Depuis le début de la guerre en Ukraine et l’explosion des coûts de l’énergie, l’Allemagne fait face à une conjoncture délicate : secteur industriel pénalisé par la flambée des prix, affaiblissement de sa compétitivité, ralentissement de la demande mondiale et baisse de confiance des acteurs économiques. Des vents contraires qui ont conduit le pays à enregistrer plusieurs trimestres consécutifs de stagnation, voire de recul de son activité, situation que beaucoup d’analystes qualifiaient de « récession technique ».
Dans le détail, cette timide amélioration est portée avant tout par le rebond des exportations, depuis longtemps moteur traditionnel de la croissance allemande. Selon la Bundesbank, la demande pour les biens d’équipement et les produits chimiques, notamment en provenance d’Asie et des États-Unis, a permis aux industriels de profiter d’un léger répit, malgré un contexte international toujours incertain et une production manufacturière qui demeure en-dessous de ses niveaux d’avant-crise. Ce regain d’activité à l’export a, à son tour, contribué à dynamiser certains segments du marché du travail, limitant la hausse du chômage et soutenant le revenu des ménages.
Sur le front domestique, l’amélioration reste fragile. La consommation des ménages, pilier absent en 2023, a apporté une contribution modérée à la croissance. Les ménages, qui avaient fortement freiné leurs dépenses face à l’envolée des prix, semblent bénéficer d’une décélération de l’inflation, elle-même retombée à 2,2 % sur un an en mai, selon les estimations de Destatis. Mais les incertitudes sur le pouvoir d’achat, la hausse des loyers et des prix alimentaires comme la prudence des entreprises dans l’investissement, freinent tout emballement de la demande intérieure.
La réaction du gouvernement d’Olaf Scholz reste mesurée. Le chancelier social-démocrate a salué une étape positive, tout en appelant à « rester vigilant » face à des aléas encore nombreux. L’exécutif mise sur les mesures de soutien à l’industrie – notamment via la transition énergétique – et sur une politique de redéploiement des compétences pour conserver sa place de leader industriel en Europe. De nombreux économistes appellent néanmoins à plus de réformes structurelles, en particulier pour stimuler l’investissement privé et atténuer le fardeau de la fiscalité sur les entreprises.
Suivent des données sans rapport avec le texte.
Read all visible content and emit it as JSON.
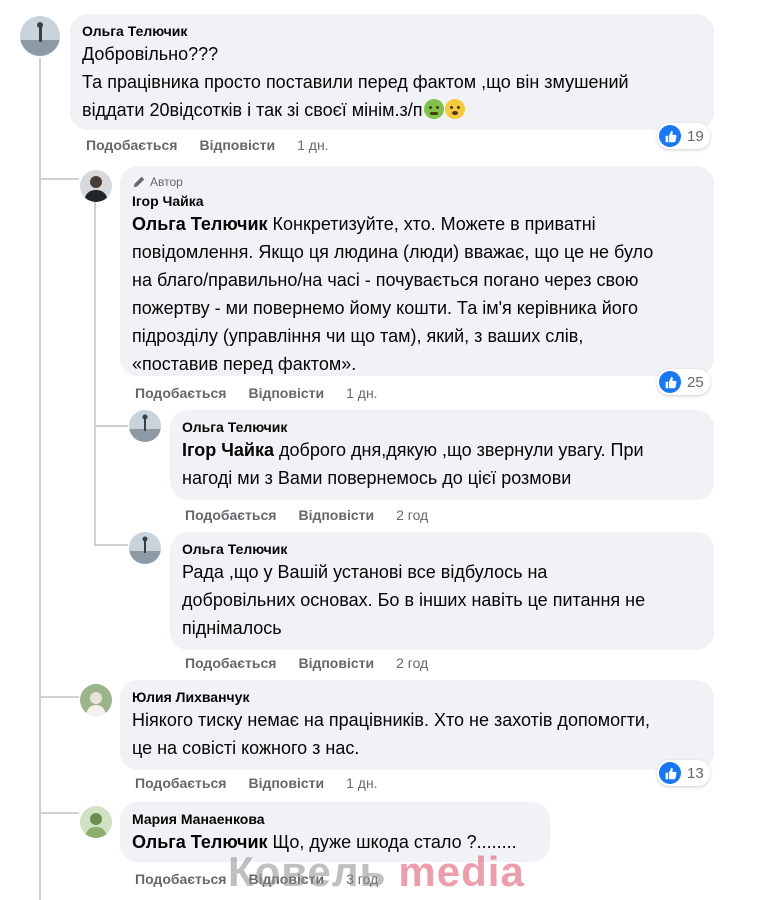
{
  "comments": [
    {
      "author": "Ольга Телючик",
      "lines": [
        "Добровільно???",
        "Та працівника просто поставили перед фактом ,що він змушений",
        "віддати 20відсотків і так зі своєї мінім.з/п"
      ],
      "emojis": [
        "nauseated-face",
        "face-with-steam"
      ],
      "like_label": "Подобається",
      "reply_label": "Відповісти",
      "time": "1 дн.",
      "reactions": "19"
    },
    {
      "author_badge": "Автор",
      "author": "Ігор Чайка",
      "mention": "Ольга Телючик",
      "lines": [
        " Конкретизуйте, хто. Можете в приватні",
        "повідомлення. Якщо ця людина (люди) вважає, що це не було",
        "на благо/правильно/на часі - почувається погано через свою",
        "пожертву - ми повернемо йому кошти. Та ім'я керівника його",
        "підрозділу (управління чи що там), який, з ваших слів,",
        "«поставив перед фактом»."
      ],
      "like_label": "Подобається",
      "reply_label": "Відповісти",
      "time": "1 дн.",
      "reactions": "25"
    },
    {
      "author": "Ольга Телючик",
      "mention": "Ігор Чайка",
      "lines": [
        " доброго дня,дякую ,що звернули увагу. При",
        "нагоді ми з Вами повернемось до цієї розмови"
      ],
      "like_label": "Подобається",
      "reply_label": "Відповісти",
      "time": "2 год"
    },
    {
      "author": "Ольга Телючик",
      "lines": [
        "Рада ,що у Вашій установі все відбулось на",
        "добровільних основах. Бо в інших навіть це питання не",
        "піднімалось"
      ],
      "like_label": "Подобається",
      "reply_label": "Відповісти",
      "time": "2 год"
    },
    {
      "author": "Юлия Лихванчук",
      "lines": [
        "Ніякого тиску немає на працівників. Хто не захотів допомогти,",
        "це на совісті кожного з нас."
      ],
      "like_label": "Подобається",
      "reply_label": "Відповісти",
      "time": "1 дн.",
      "reactions": "13"
    },
    {
      "author": "Мария Манаенкова",
      "mention": "Ольга Телючик",
      "lines": [
        " Що, дуже шкода стало ?........"
      ],
      "like_label": "Подобається",
      "reply_label": "Відповісти",
      "time": "3 год"
    }
  ],
  "watermark": {
    "part1": "Ковель",
    "part2": "media"
  },
  "colors": {
    "bubble": "#f0f2f5",
    "like_blue": "#1877f2",
    "meta_gray": "#65676b",
    "watermark_pink": "#e0506a"
  }
}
Si la reprise allemande paraît engagée, elle reste loin de la vigueur retrouvée en France, où l’activité s’est accrue de 0,2 % au premier trimestre, ou de celle constatée en Espagne et en Italie, toutes deux au-dessus de la moyenne européenne. Les perspectives restent donc prudentes. Les experts tablent sur une croissance limitée à 0,1 voire 0,2 % sur l’ensemble de l’année, des niveaux insuffisants pour répondre aux défis du verdissement de l’économie, du vieillissement démographique et de la nécessaire modernisation de l’appareil productif.
Dans ce contexte, l’économie allemande reste sous surveillance. La timide sortie de la récession constatée début 2024 témoigne d’une résilience encore fragile face aux chocs extérieurs. Mais elle pourrait annoncer les prémices d’une phase de consolidation, à condition que la stabilité des prix et le rebond de la confiance s’installent durablement. Le débat sur la compétitivité et le modèle industriel allemand, lui, ne fait que commencer.